A brief review of the history of interim staffing throws light on the evolution of the industry. Three “black swan” events were major disruptors that contributed to the thriving business it is today, according to Tim Ozier, Sr. Director of Sales at MRINetwork:
- Y2K in 1999. “I guess this wasn’t a true ‘black swan’ event in that it was predictable, but it caused massive turmoil and disruption for companies all over the world. It was a super-charging event for contract/interim staffing,” says Ozier. “Companies needed IT expertise to manage the challenging transition, and this transformed the sector from supplying primarily lower-level employees to engaging high-level IT professionals.
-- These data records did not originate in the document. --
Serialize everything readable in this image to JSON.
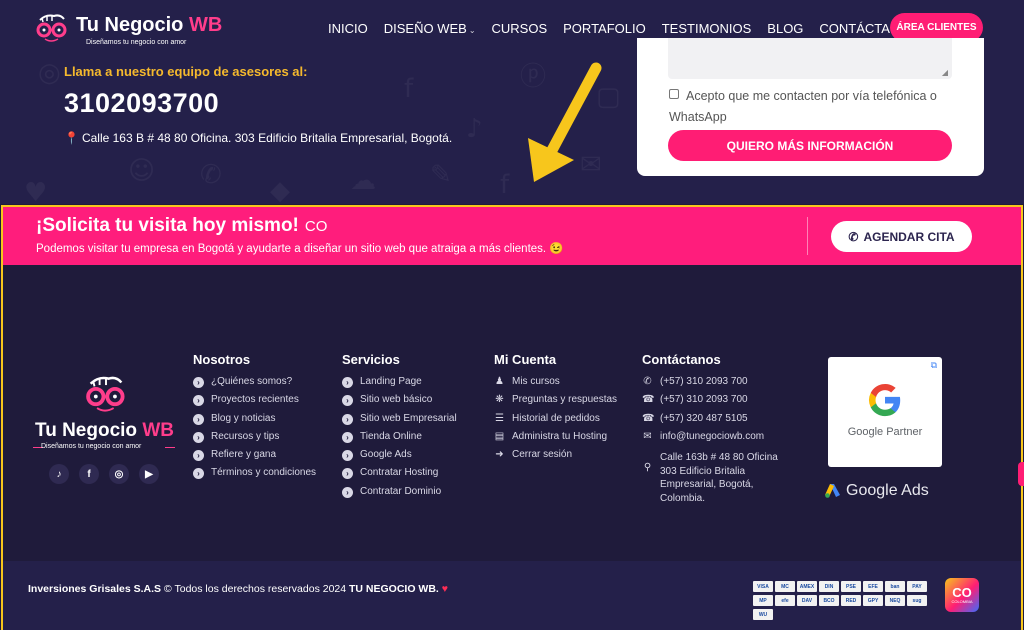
{
  "brand": {
    "name_main": "Tu Negocio ",
    "name_accent": "WB",
    "tagline": "Diseñamos tu negocio con amor"
  },
  "nav": {
    "items": [
      {
        "label": "INICIO"
      },
      {
        "label": "DISEÑO WEB",
        "has_dropdown": true
      },
      {
        "label": "CURSOS"
      },
      {
        "label": "PORTAFOLIO"
      },
      {
        "label": "TESTIMONIOS"
      },
      {
        "label": "BLOG"
      },
      {
        "label": "CONTÁCTANOS"
      }
    ],
    "area_button": "ÁREA CLIENTES"
  },
  "hero": {
    "call_label": "Llama a nuestro equipo de asesores al:",
    "phone": "3102093700",
    "address": "Calle 163 B # 48 80 Oficina. 303 Edificio Britalia Empresarial, Bogotá."
  },
  "form": {
    "consent": "Acepto que me contacten por vía telefónica o WhatsApp",
    "submit": "QUIERO MÁS INFORMACIÓN"
  },
  "cta": {
    "title": "¡Solicita tu visita hoy mismo!",
    "country_code": "CO",
    "subtitle": "Podemos visitar tu empresa en Bogotá y ayudarte a diseñar un sitio web que atraiga a más clientes. 😉",
    "button": "AGENDAR CITA"
  },
  "footer": {
    "socials": [
      {
        "icon": "tiktok-icon",
        "glyph": "♪"
      },
      {
        "icon": "facebook-icon",
        "glyph": "f"
      },
      {
        "icon": "instagram-icon",
        "glyph": "◎"
      },
      {
        "icon": "youtube-icon",
        "glyph": "▶"
      }
    ],
    "nosotros": {
      "title": "Nosotros",
      "items": [
        "¿Quiénes somos?",
        "Proyectos recientes",
        "Blog y noticias",
        "Recursos y tips",
        "Refiere y gana",
        "Términos y condiciones"
      ]
    },
    "servicios": {
      "title": "Servicios",
      "items": [
        "Landing Page",
        "Sitio web básico",
        "Sitio web Empresarial",
        "Tienda Online",
        "Google Ads",
        "Contratar Hosting",
        "Contratar Dominio"
      ]
    },
    "cuenta": {
      "title": "Mi Cuenta",
      "items": [
        {
          "label": "Mis cursos",
          "icon": "user-graduate-icon",
          "glyph": "♟"
        },
        {
          "label": "Preguntas y respuestas",
          "icon": "brain-icon",
          "glyph": "❋"
        },
        {
          "label": "Historial de pedidos",
          "icon": "history-icon",
          "glyph": "☰"
        },
        {
          "label": "Administra tu Hosting",
          "icon": "server-icon",
          "glyph": "▤"
        },
        {
          "label": "Cerrar sesión",
          "icon": "sign-out-icon",
          "glyph": "➜"
        }
      ]
    },
    "contacto": {
      "title": "Contáctanos",
      "items": [
        {
          "label": "(+57) 310 2093 700",
          "icon": "whatsapp-icon",
          "glyph": "✆"
        },
        {
          "label": "(+57) 310 2093 700",
          "icon": "phone-icon",
          "glyph": "☎"
        },
        {
          "label": "(+57) 320 487 5105",
          "icon": "phone-icon",
          "glyph": "☎"
        },
        {
          "label": "info@tunegociowb.com",
          "icon": "envelope-icon",
          "glyph": "✉"
        },
        {
          "label": "Calle 163b # 48 80 Oficina 303 Edificio Britalia Empresarial, Bogotá, Colombia.",
          "icon": "map-marker-icon",
          "glyph": "⚲",
          "multi": true
        }
      ]
    },
    "google_partner": "Google Partner",
    "google_ads": "Google Ads"
  },
  "bottom": {
    "company": "Inversiones Grisales S.A.S",
    "copyright": "Todos los derechos reservados 2024",
    "brand_caps": "TU NEGOCIO WB.",
    "payments": [
      "VISA",
      "MC",
      "AMEX",
      "DIN",
      "PSE",
      "EFE",
      "ban",
      "PAY",
      "MP",
      "efe",
      "DAV",
      "BCO",
      "RED",
      "GPY",
      "NEQ",
      "sug",
      "WU"
    ],
    "colombia_badge": "CO",
    "colombia_badge_sub": "COLOMBIA"
  },
  "colors": {
    "accent_pink": "#ff1d74",
    "accent_yellow": "#f5b92d",
    "frame_yellow": "#f7c61c",
    "dark_bg": "#1f1b3b",
    "hero_bg": "#24204a"
  }
}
That was the start, and it’s never slowed down.”
- Recession of 2008. As the recession lingered, companies were faced with the painful process of laying off thousands of permanent employees. “It was expensive, lowered morale, and it created bad publicity,” recalls Ozier. “But many of these companies came out of the recession with greater profitability because of the reduction in fixed costs such as benefits, vowing that they were not ever going to go through this again.” They reassessed their talent access strategy, opting for enough full-time people to cover baseline business and supplemented by contractors that allowed them to flex up or down as needed.
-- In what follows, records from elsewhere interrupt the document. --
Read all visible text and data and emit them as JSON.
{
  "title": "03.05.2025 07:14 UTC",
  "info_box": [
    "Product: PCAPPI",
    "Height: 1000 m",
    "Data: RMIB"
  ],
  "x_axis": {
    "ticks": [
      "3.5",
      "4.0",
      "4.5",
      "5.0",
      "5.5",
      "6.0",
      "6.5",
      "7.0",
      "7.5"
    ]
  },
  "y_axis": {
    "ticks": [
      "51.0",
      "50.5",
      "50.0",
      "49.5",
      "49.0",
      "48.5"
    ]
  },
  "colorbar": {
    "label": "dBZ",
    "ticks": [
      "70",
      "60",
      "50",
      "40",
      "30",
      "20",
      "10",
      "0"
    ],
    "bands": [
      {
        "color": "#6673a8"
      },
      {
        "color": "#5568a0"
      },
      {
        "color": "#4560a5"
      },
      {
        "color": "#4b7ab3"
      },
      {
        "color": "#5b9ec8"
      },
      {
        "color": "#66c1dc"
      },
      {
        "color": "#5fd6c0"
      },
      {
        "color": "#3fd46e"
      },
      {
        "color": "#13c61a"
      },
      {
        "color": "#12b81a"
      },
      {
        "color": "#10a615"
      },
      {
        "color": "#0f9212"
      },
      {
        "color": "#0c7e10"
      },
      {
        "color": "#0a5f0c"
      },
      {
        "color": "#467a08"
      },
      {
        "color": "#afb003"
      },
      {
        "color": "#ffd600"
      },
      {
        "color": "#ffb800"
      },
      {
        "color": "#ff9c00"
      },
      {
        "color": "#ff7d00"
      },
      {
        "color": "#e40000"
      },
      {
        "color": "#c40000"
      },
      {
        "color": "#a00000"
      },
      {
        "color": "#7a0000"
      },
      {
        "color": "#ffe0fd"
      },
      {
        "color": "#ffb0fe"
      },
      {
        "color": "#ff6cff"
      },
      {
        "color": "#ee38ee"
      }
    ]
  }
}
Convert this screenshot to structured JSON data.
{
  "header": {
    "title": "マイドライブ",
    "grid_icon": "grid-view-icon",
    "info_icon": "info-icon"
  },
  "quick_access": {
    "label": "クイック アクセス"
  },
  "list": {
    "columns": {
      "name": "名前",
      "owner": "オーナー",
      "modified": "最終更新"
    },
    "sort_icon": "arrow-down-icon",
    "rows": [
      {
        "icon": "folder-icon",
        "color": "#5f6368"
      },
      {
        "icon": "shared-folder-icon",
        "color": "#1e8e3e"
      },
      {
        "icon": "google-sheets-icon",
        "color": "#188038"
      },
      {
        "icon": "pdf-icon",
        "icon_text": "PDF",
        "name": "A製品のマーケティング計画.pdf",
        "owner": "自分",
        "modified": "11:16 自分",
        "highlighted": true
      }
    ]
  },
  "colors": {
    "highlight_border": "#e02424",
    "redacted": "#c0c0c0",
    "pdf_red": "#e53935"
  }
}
- COVID- The inherent flexibility of interim staffing is a lifeline for companies that have had to change the way they do business to survive during the pandemic. “Today’s contractors are high-level and greatly needed, so the coronavirus has had much less of a negative impact on the sector,” says Ozier. “IT has been the least impacted, and other industries have experienced a rise in the use of contractors, notably insurance and logistics.”
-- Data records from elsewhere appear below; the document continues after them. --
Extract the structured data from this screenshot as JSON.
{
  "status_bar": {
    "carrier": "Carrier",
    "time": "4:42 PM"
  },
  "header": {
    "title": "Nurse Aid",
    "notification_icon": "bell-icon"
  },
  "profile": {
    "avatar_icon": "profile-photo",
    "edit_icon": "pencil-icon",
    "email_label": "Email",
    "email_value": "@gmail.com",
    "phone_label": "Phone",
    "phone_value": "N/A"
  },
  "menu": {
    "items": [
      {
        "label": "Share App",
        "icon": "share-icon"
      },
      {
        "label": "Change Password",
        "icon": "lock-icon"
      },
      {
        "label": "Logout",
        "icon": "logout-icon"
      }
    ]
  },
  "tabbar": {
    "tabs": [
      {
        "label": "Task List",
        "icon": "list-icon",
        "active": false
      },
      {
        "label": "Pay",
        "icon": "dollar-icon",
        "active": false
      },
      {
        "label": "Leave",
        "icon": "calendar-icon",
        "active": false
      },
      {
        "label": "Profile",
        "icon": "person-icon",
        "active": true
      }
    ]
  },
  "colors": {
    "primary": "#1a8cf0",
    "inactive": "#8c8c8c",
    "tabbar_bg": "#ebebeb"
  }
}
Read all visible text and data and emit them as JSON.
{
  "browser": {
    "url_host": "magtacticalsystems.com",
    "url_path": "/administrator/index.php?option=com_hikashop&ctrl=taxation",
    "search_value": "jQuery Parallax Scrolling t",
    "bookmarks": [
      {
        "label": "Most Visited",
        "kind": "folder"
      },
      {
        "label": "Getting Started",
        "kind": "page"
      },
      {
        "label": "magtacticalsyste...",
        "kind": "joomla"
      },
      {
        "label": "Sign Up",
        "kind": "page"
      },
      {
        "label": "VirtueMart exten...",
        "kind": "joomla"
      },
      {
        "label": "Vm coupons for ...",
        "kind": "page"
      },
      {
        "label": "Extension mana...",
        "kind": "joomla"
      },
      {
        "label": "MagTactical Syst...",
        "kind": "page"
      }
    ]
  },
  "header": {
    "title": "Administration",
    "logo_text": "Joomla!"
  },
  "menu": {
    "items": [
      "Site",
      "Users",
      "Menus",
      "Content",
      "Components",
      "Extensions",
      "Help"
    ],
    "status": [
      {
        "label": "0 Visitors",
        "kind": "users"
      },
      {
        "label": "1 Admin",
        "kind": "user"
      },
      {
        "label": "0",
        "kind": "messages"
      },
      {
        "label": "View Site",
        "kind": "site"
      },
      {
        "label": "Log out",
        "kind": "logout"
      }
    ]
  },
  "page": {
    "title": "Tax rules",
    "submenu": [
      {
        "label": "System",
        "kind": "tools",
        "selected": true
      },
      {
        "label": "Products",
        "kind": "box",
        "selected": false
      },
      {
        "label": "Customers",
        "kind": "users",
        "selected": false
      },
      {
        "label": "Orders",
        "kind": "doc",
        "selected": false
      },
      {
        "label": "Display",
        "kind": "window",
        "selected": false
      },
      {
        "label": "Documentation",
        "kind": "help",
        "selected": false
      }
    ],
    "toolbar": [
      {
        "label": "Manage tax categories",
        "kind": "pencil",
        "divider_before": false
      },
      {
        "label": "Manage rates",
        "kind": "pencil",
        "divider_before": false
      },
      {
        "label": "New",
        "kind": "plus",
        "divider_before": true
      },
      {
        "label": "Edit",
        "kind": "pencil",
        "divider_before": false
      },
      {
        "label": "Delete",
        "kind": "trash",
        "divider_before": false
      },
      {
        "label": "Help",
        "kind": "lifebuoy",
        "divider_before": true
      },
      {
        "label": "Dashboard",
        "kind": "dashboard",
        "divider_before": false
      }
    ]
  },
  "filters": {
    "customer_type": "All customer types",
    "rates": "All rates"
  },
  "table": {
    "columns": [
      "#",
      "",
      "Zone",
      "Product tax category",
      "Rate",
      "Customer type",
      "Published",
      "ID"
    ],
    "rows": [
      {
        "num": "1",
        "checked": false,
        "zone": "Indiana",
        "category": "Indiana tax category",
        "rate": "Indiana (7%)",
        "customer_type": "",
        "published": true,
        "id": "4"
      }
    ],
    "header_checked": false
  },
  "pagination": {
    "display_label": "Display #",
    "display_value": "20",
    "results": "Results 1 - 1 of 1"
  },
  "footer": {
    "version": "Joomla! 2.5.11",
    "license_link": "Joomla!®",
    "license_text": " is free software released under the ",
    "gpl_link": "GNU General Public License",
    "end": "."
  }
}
Integrating interim staffing into a talent access strategy is always smart, but the current economic climate makes it even more so. Committing to new, full-time employees without the ability to meet them in person during the pandemic can be unnerving, so this is a good time to make interim staffing a key element of your talent access strategy. “You can start the candidate as a contractor until travel is allowed for in-person interviewing,” advises Ozier. “It also allows the potential employee to check out you and your company over the course of the interim contract.”
In reassessing their current skill sets at this time, many companies have discovered that they need to bring different strengths to their leadership teams. Factors like remote working and economic and labor market changes are shifting priorities and may require different approaches. “Often, the right interim employees can help forge solutions to the challenges a company faces in the midst of a crisis like the pandemic,” says Ozier. “They bring fresh ideas to the table while helping teams to become more adaptable and innovative.”
Aside from taking care of immediate duties, deploying contract employees can encourage companies to broaden their comfort zone to change things that are no longer working and find new ways of doing them. They are accustomed to coming into a new environment and quickly assessing what needs to be done and creating a plan for accomplishing it. Although there’s no handbook for dealing with a pandemic, their past experience as contractors helps to hone their problem-solving skills.
“Implementing a flexible staffing strategy that includes contract employees in the mix – no matter what industry you’re in – is a key component of dealing with the current crisis,” Ozier believes. “Companies can cost-effectively staff up or down — and back up or down again — to meet the challenges of the rapidly changing business landscape.”